Lembram quando Belém ia ser a nova Recife? Essa releitura feita ao clássico do Pink Floyd é um bom exemplo de como estão as coisas na capital paraense em termos de música pop: sim, já existe um panteão de novos artistas pronto para invadir o resto do país, mas falta o motivo. Afinal, nem reler Dark Side of the Moon é uma idéia original, embora a idéia pareça mais ter ares de fanatismo pelo grupo inglês (daí a minúcia na produção) do que pegar carona no sucesso do Dub Side of the Moon. Charque Side of the Moon, no entanto, passa fácil pelo obstáculo da originalidade da proposta e apresenta uma visita ciente das diversas nuances contidas na terceira obra-prima do quarteto sem Syd Barrett, a primeira a ter reconhecimento comercial, muito mais os reggaeiros do Easy Star All-Stars. E isso percebe-se nos detalhes: na gargalhada de Fafá de Belém em “Brain Damage” ou nos sinos da igreja de Nazaré e na percussão de um grupo de carimbó em “Time”, que ajudam a compor a paisagem local, habitada pelos protagonistas da geração anos 00 - a vocalista do Madame Saatan, Sammliz, canta “Time”, enquanto a vocalista tecnobrega Gaby Amarantos assume o solo clássico de “The Great Gig in the Sky”. A banda Cravo Carbono e o Mestre Vieira, um dos Mestres das Guitarradas, também batem cartão no disco, que é conduzido pelo guitarrista do La Pupuña Luiz Félix e seu compadre de estúdio Fabrício Jomar. O disco é uma obra de estúdio e, ao reunir a elite da música pop paraense atual e a recriar num cenário ao mesmo tempo clássico e local, a dupla de produtores cria uma obra que funciona como um retrato da cena pop em Belém, hoje madura musicalmente o suficiente para produzir um disco sofisticado como esse, mas ao mesmo tempo sem saber como atingir o resto do Brasil - ou o mercado exterior - a partir das próprias obras. Não que estejam no rumo errado (pelo contrário), Charque Side of the Moon soa como um momento de reflexão.

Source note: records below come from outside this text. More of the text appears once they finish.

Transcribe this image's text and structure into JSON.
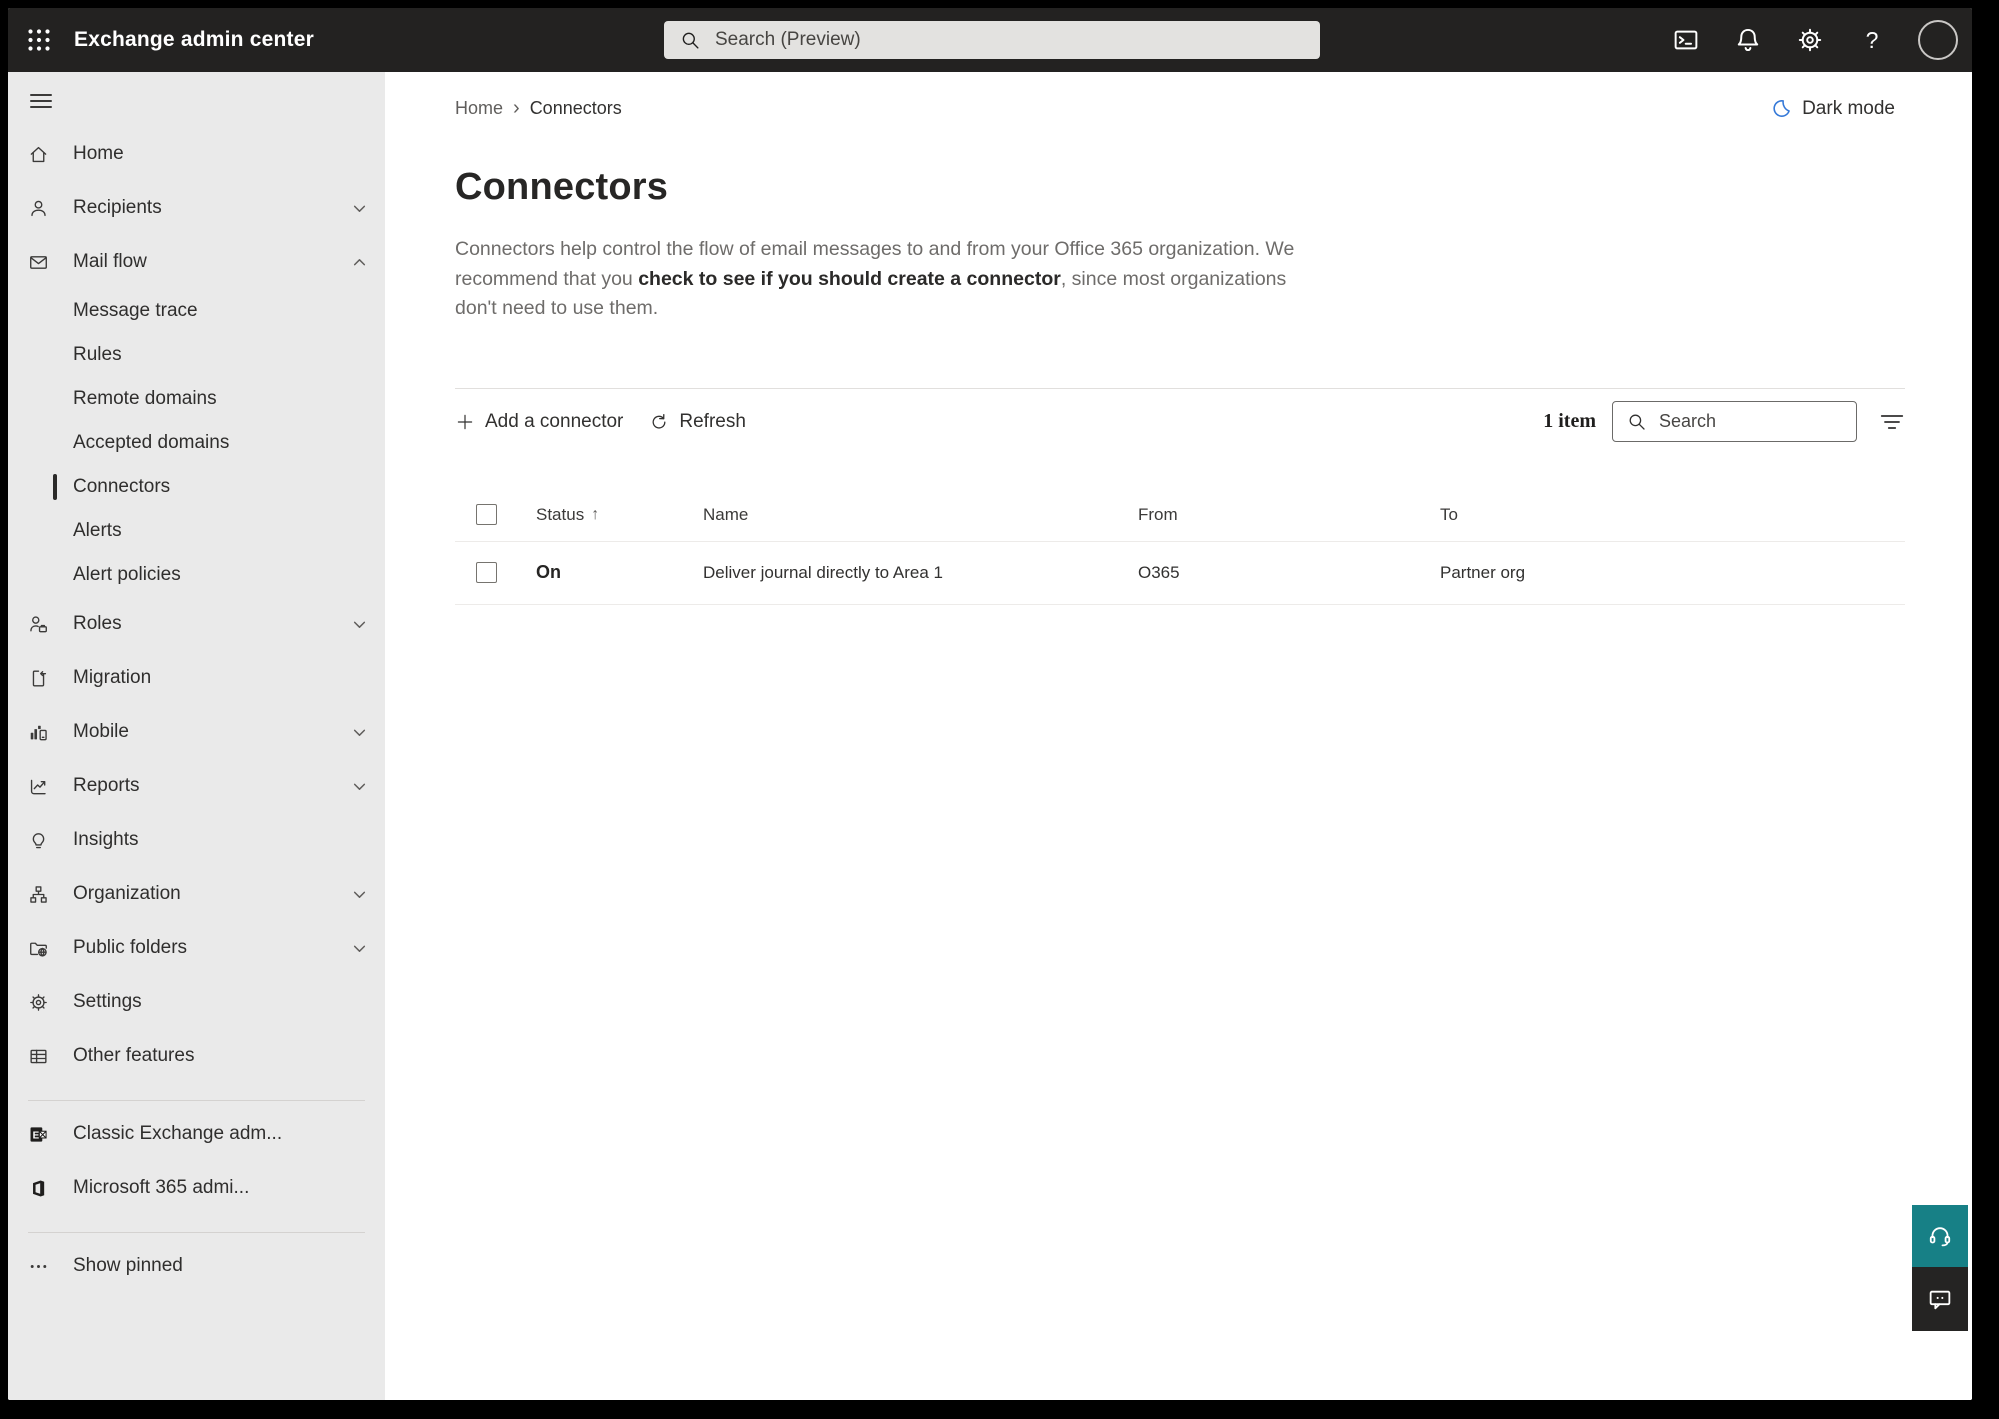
{
  "topbar": {
    "app_title": "Exchange admin center",
    "search_placeholder": "Search (Preview)",
    "icons": [
      "waffle-icon",
      "terminal-icon",
      "bell-icon",
      "gear-icon",
      "help-icon",
      "avatar-ring"
    ]
  },
  "theme": {
    "topbar_bg": "#232221",
    "sidebar_bg": "#eaeaea",
    "accent_blue": "#3579d8",
    "support_teal": "#178086",
    "feedback_dark": "#252423"
  },
  "sidebar": {
    "items": [
      {
        "label": "Home",
        "icon": "home-icon",
        "type": "main"
      },
      {
        "label": "Recipients",
        "icon": "person-icon",
        "type": "main",
        "chevron": "down"
      },
      {
        "label": "Mail flow",
        "icon": "mail-icon",
        "type": "main",
        "chevron": "up",
        "expanded": true
      },
      {
        "label": "Message trace",
        "type": "sub"
      },
      {
        "label": "Rules",
        "type": "sub"
      },
      {
        "label": "Remote domains",
        "type": "sub"
      },
      {
        "label": "Accepted domains",
        "type": "sub"
      },
      {
        "label": "Connectors",
        "type": "sub",
        "selected": true
      },
      {
        "label": "Alerts",
        "type": "sub"
      },
      {
        "label": "Alert policies",
        "type": "sub"
      },
      {
        "label": "Roles",
        "icon": "person-briefcase-icon",
        "type": "main",
        "chevron": "down"
      },
      {
        "label": "Migration",
        "icon": "document-arrow-icon",
        "type": "main"
      },
      {
        "label": "Mobile",
        "icon": "chart-phone-icon",
        "type": "main",
        "chevron": "down"
      },
      {
        "label": "Reports",
        "icon": "trending-icon",
        "type": "main",
        "chevron": "down"
      },
      {
        "label": "Insights",
        "icon": "lightbulb-icon",
        "type": "main"
      },
      {
        "label": "Organization",
        "icon": "org-chart-icon",
        "type": "main",
        "chevron": "down"
      },
      {
        "label": "Public folders",
        "icon": "folder-globe-icon",
        "type": "main",
        "chevron": "down"
      },
      {
        "label": "Settings",
        "icon": "gear-icon",
        "type": "main"
      },
      {
        "label": "Other features",
        "icon": "table-icon",
        "type": "main"
      },
      {
        "label": "Classic Exchange adm...",
        "icon": "exchange-logo-icon",
        "type": "footer"
      },
      {
        "label": "Microsoft 365 admi...",
        "icon": "office-logo-icon",
        "type": "footer"
      },
      {
        "label": "Show pinned",
        "icon": "ellipsis-icon",
        "type": "footer"
      }
    ]
  },
  "breadcrumb": {
    "home": "Home",
    "separator": "›",
    "current": "Connectors"
  },
  "dark_mode": {
    "label": "Dark mode",
    "icon": "crescent-moon-icon"
  },
  "page": {
    "title": "Connectors",
    "desc_part1": "Connectors help control the flow of email messages to and from your Office 365 organization. We recommend that you ",
    "desc_link": "check to see if you should create a connector",
    "desc_part2": ", since most organizations don't need to use them."
  },
  "toolbar": {
    "add_label": "Add a connector",
    "refresh_label": "Refresh",
    "item_count": "1 item",
    "search_placeholder": "Search"
  },
  "table": {
    "columns": [
      "Status",
      "Name",
      "From",
      "To"
    ],
    "sort_arrow": "↑",
    "rows": [
      {
        "status": "On",
        "name": "Deliver journal directly to Area 1",
        "from": "O365",
        "to": "Partner org"
      }
    ]
  }
}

49) Charque Side of the Moon
La Pupuña e Gaby Amarantos - “The Great Gig in the Sky“
antonico em 4 de dezembro, 2008 às
4:06 pm
Pegaram a capa do Amorica do Black Crowes e tiraram a parte de baixo do bikini hehe…
guilherme em 4 de dezembro, 2008 às
7:10 pm
matias, muito bom mesmo o disco. passa longe da piada. abraços!
2009, o ano do Pará? « You want history… em 5 de janeiro, 2009 às
3:43 pm
[...] está entre as melhores. Eu vejo potencial, mas como bem comentou o poderoso blog indie nacional Trabalho Sujo , parece que ainda falta algo. Falta saber como expandir tais qualidades. E assim como eu comento [...]
Benedito de Sales em 25 de julho, 2009 às
2:58 pm
Cara, sou fã da banda pink floyd e em belém os meninos do the project fazem um trabalho muito bom, gostaria de saber da agenda de shows deles, pois nunca mais os vi tocando por aí. E essa releitura do album do pink é bem interessante
Pedro Fernandes em 8 de setembro, 2009 às
4:00 pm
No pequeno player do post diz que a música é Money do La Pupuña.
Mas acontece que essa música é a The great gig in the sky. Confiram aí pra poder ser corrigido.